À cette étape, le lecteur est en droit de se demander quel est l'apport principal de l'ouvrage qui ne suggère, au fond, aucune alternative. Ainsi, l'expérience de Philippe Clément n'aboutit pas à des propositions générales, mais tend vers une éthique du "care" : prêter attention à ceux et celles dont on se désintéresse en étant "simplement" à l'écoute et en respectant le désir de la personne   On comprend donc malgré tout que, au-delà de la critique rebattue de l'hôpital psychiatrique (et de l'ordre médical dans sa "volonté de médicaliser, techniciser et déshumaniser", p. 165) se trouve réaffirmer la nécessité d'une institution qui accueille la folie telle quelle, et donc, une remise en question du mouvement désaliéniste qui a concentré l'essentiel des moyens de la politique de santé mentale de bien des pays industrialisés. Le constat se formule simplement : "(...) en une dizaine d'années, 40% des lits en psychiatrie ont été supprimés, un nombre toujours grandissant de malades mentaux sont rejetés du système de soins et sont à la dérive dans un milieu où ils n'ont pas leur place."   .

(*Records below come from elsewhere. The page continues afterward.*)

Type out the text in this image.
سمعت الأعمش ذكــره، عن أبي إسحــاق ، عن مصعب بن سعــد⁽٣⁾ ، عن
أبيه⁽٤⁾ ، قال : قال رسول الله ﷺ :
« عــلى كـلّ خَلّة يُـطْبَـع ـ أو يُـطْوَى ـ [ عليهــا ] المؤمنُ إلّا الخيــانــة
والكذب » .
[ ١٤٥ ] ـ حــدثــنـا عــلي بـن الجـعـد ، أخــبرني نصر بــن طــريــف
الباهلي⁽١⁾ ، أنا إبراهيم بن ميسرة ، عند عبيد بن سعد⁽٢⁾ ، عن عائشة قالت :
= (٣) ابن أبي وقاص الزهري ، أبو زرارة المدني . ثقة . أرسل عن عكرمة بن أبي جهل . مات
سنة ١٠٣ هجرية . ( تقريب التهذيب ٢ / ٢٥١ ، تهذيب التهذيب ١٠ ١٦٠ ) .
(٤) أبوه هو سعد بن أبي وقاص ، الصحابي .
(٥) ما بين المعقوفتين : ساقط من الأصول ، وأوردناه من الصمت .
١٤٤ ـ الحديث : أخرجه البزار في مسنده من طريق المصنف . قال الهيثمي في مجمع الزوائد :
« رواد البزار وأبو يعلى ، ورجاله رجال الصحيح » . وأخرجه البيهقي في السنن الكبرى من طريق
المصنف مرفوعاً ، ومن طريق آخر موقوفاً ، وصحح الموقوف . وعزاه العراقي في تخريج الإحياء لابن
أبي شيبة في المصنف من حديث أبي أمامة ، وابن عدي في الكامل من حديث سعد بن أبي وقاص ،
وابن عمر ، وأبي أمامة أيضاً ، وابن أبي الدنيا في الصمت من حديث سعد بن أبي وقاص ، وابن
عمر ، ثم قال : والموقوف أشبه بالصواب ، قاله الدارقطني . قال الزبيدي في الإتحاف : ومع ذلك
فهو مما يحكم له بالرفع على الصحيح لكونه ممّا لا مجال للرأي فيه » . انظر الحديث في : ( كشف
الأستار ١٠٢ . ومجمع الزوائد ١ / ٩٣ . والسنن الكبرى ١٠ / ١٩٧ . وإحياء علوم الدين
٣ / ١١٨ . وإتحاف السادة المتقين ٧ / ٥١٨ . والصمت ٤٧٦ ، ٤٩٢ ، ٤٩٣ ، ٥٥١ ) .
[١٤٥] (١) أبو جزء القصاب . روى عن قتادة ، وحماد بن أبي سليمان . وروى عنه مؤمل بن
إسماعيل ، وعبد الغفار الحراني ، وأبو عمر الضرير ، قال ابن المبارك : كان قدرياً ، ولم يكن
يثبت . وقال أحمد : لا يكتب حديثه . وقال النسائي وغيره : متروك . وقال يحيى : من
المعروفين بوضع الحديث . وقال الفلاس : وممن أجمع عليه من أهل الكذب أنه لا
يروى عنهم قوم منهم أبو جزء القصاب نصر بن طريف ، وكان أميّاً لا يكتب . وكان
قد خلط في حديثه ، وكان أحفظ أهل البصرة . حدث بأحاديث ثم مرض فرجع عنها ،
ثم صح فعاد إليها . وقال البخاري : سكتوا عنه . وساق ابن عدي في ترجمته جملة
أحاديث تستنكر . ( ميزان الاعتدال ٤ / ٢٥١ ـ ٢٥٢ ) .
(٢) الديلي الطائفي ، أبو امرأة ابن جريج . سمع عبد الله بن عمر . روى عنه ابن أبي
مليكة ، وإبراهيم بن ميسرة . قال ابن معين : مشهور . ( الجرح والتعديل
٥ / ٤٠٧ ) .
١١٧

La misère de la psychiatrie publique produit une psychiatrie de la misère. Les anciens "cas psychiatriques" sont devenus des pauvres ou des SDF, "cas sociaux" à réintégrer à une société qui n'a guère changé son regard: ils demeurent des déchets à traiter au mieux, à l'écart. C'est pourquoi Philippe Clément consacre une grande partie de son ouvrage à "humaniser" en racontant les vies  en miettes de Nadia, patiente peu docile   , Kader qui tente d'utiliser le système hospitalier à son avantage   , Myriam qui est récalcitrante à l'hospitalisation   , Robert le SDF irrécupérable   , Gérard qui se suicide en se jetant sous un train   , Béatrice, indifférente à l'égard de ses enfants   ...

À travers ces fenêtres dramatiques quoique très vivantes, Philippe Clément montre bien les limites et les paradoxes de l'injonction à l'autonomie. Vouloir faire de tous les malades de "bons" patients psychiatriques adhérant à un projet thérapeutique et de réinsertion "évaluable" n'aboutit pas au retour escompté dans la communauté. Le système ne fait que renouveler la forme de l'exclusion morale de la folie. Tout compte fait, il y a toujours des irrécupérables, fragilisés et vulnérables, même si l'on en reconnaît désormais le statut de citoyen... Mais qui s'en préoccupe ? Qui veut encore les protéger de la folie de notre société?